Patricia Dean and the legendary Grady Tate are among the few artists in the history of jazz who play drums and sing, and who do both at an exceptional level. There’s probably a reason for the scarcity of jazz drummers who sing, perhaps because it takes a lifetime to master just one of those arts, but the fact is, as listeners will hear on this superb recording, Patricia Dean is no mere “singing drummer” or “drumming singer.” As a drummer, she’s an inspiring and supremely tasteful time-keeper, accompanist and soloist.

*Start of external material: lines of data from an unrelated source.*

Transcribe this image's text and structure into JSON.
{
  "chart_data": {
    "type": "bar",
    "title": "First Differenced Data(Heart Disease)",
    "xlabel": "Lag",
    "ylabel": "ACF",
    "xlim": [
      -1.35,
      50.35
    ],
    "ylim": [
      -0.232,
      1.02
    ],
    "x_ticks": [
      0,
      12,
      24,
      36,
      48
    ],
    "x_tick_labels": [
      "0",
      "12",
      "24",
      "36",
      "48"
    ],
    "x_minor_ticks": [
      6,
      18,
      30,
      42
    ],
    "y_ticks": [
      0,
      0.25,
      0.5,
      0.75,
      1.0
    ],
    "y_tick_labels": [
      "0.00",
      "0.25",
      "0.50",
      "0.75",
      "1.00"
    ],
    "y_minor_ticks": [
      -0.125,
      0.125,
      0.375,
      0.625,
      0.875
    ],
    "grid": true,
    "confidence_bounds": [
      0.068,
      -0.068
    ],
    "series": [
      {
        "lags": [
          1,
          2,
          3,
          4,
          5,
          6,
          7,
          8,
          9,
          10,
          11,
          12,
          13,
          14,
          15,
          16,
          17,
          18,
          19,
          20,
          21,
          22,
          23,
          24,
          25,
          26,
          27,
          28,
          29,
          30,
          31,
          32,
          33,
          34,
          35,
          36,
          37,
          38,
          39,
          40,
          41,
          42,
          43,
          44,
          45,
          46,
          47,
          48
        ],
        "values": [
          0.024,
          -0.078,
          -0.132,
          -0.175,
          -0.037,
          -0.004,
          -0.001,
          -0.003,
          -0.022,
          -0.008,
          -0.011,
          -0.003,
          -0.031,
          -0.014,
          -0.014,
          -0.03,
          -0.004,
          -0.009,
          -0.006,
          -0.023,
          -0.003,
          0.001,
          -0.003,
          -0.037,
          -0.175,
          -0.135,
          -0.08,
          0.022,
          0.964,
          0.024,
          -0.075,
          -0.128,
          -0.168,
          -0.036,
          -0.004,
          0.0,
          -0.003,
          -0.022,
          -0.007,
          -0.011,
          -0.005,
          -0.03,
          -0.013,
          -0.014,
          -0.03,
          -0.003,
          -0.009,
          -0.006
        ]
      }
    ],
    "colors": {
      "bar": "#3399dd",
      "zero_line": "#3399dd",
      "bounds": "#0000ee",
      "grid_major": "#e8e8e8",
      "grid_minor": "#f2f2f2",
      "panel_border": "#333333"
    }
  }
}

As a jazz vocalist, Dean is swinging, sensitive, and, quite simply, just wonderfully musical.
This Tampa, Florida, native was literally and figuratively surrounded by music while growing up. Her father played lead alto saxophonist in the big band of guitarist, later turned actor, Bobby Sherwood, and was also a pianist, composer and clarinetist. Her brother played bass. But the person who, as she says, “totally blew me away,” was none other than the singer/drummer Karen Carpenter. “My fascination with the drums and singing came about when I first saw her,” Dean says. “I knew that that’s what I wanted to do.” The Carpenter influence is not as strange as it seems. She was a fine, fine vocalist who had a great love and respect for jazz. As a drummer? When Carpenter was introduced to Buddy Rich, Buddy said, “Karen Carpenter. Do you know you’re one of my favorite drummers?”
Dean went through her “banging on pots and pans stage” while playing with The Carpenter’s records, though in Dean’s case, it was pillows and then aluminum foil-covered boxes that took the place of the cookware. Finally, she got an actual drum set, began studying privately and really playing, at the age of 11. She played her first professional job with her father and brother when she was 14.
And along the way, she listened and listened and listened. She cites Sarah Vaughan, Shirley Horn, Nancy Wilson and Julie London as among her singing influences. Careful listeners may hear some overtones of Dinah Washington who, of course, greatly influenced Nancy Wilson, and Duke Ellington’s Betty Roache. Indeed, Dean’s version of “Take the A Train” recalls the memorable Roache/Ellington recording of that song in 1952. What is so special about Dean’s singing, is that she is equally skilled and convincing as a heartfelt ballad singer, swinging scatter, and evocative interpreter of Brazilian melodies. That’s rare.
In terms of drumming, Dean names Ed Thigpen, Jack DeJohnette, Tony Williams and Sonny Payne as some of the percussionists she listened carefully to. Thigpen’s work with the Oscar Peterson Trio was and is a textbook example of how to play drums, particularly brushes, in a small group. Payne’s sense of time with Count Basie’s band was remarkable, and Williams’ and DeJohnette’s playing embody a looser, less structured style. Dean has taken the best of what these players represent and combined them to forge her own, unique identity. Above all, no matter what the style or the song, “taste” is at the forefront.
Through the years, Dean has worked with any number of jazz legends, including Nat Adderley, Ira Sullivan, Whitey Mitchell, Bobby Militello and the late John LaPorta who once said to her… “your two and four is so deep.”